FIT rates are the second-biggest driver of solar economics, after the upfront rebate. For most WA households on a typical 6.6 kW system, the FIT contribution is $200–$500 per year of the total savings. That's not nothing — it's roughly one year of payback acceleration.

But it's also not the main driver. Self-consumption (using solar power yourself rather than exporting it) is usually worth 3–5× more, kWh-for-kWh, because import rates are 3–10× higher than export rates. The biggest single thing you can do to maximise solar economics is run your dishwasher, washing machine, hot water, and pool pump during the day.
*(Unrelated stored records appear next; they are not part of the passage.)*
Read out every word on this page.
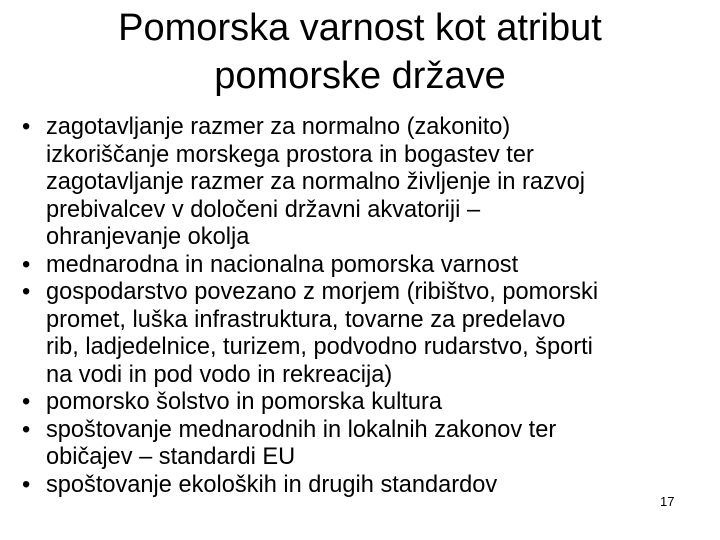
Pomorska varnost kot atribut
pomorske države
• zagotavljanje razmer za normalno (zakonito)
izkoriščanje morskega prostora in bogastev ter
zagotavljanje razmer za normalno življenje in razvoj
prebivalcev v določeni državni akvatoriji –
ohranjevanje okolja
• mednarodna in nacionalna pomorska varnost
• gospodarstvo povezano z morjem (ribištvo, pomorski
promet, luška infrastruktura, tovarne za predelavo
rib, ladjedelnice, turizem, podvodno rudarstvo, športi
na vodi in pod vodo in rekreacija)
• pomorsko šolstvo in pomorska kultura
• spoštovanje mednarodnih in lokalnih zakonov ter
običajev – standardi EU
• spoštovanje ekoloških in drugih standardov
17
Switching retailers for a better FIT

  1. Compare plans with Energy Made Easy (the AER's free tool). Filter for "solar customers" and your network area.
  2. Calculate the total annual difference (FIT credit + supply charge + import rate × your usage). Don't just pick the highest FIT.
  3. Switch in 5 minutes online. There's no exit fee and no service interruption — your existing solar install keeps producing through the switchover.
  4. Most retailers honour the new FIT from the date you switch, billed on your next quarterly meter read.

The future of feed-in tariffs in WA

WA retailers are competing harder for solar customers in 2026 because state battery rebates are driving system-size growth. Expect time-of-export pricing (like WA's DEBS) to become more common, rewarding households that can shift export to the evening peak.

Common questions

What is the best solar feed-in tariff in Western Australia?

In WA, top published feed-in rates currently reach about 10 c/kWh, typically with a daily export cap. WA uses a regulated, time-of-export feed-in tariff (DEBS) — 2.0c/kWh off-peak and 10c/kWh during peak (3pm–9pm) for Synergy customers. This makes battery storage especially valuable: charge during the day, export during the evening peak window. Compare both the headline rate AND the cap before switching — a 13c/kWh rate capped at 5 kWh/day is worth less than a 9c/kWh uncapped rate for most households.

Is there a minimum feed-in tariff in Western Australia?

Sort of. WA's DEBS scheme is regulated and time-of-export: 2.0 c/kWh off-peak and 10 c/kWh during peak (3pm–9pm). All Synergy and Horizon customers get this.

Should I pick the retailer with the highest feed-in tariff?

Not always. The headline FIT rate is just one factor. Check the daily cap (the rate after the cap is usually much lower), the daily supply charge, and the import (peak/off-peak) rates. A high FIT plan with a high daily supply charge and high import rates can be worse overall than a moderate FIT plan with competitive imports. Run it through the AER's Energy Made Easy comparison to compare like-for-like.

Will my feed-in tariff change over time?

Yes. Retailers can change their voluntary FIT rates at any time (with notice). In states with high solar penetration like WA, daytime export rates have been trending down as wholesale market prices fall during peak solar hours. Battery storage offsets this by shifting your export to higher-value evening hours.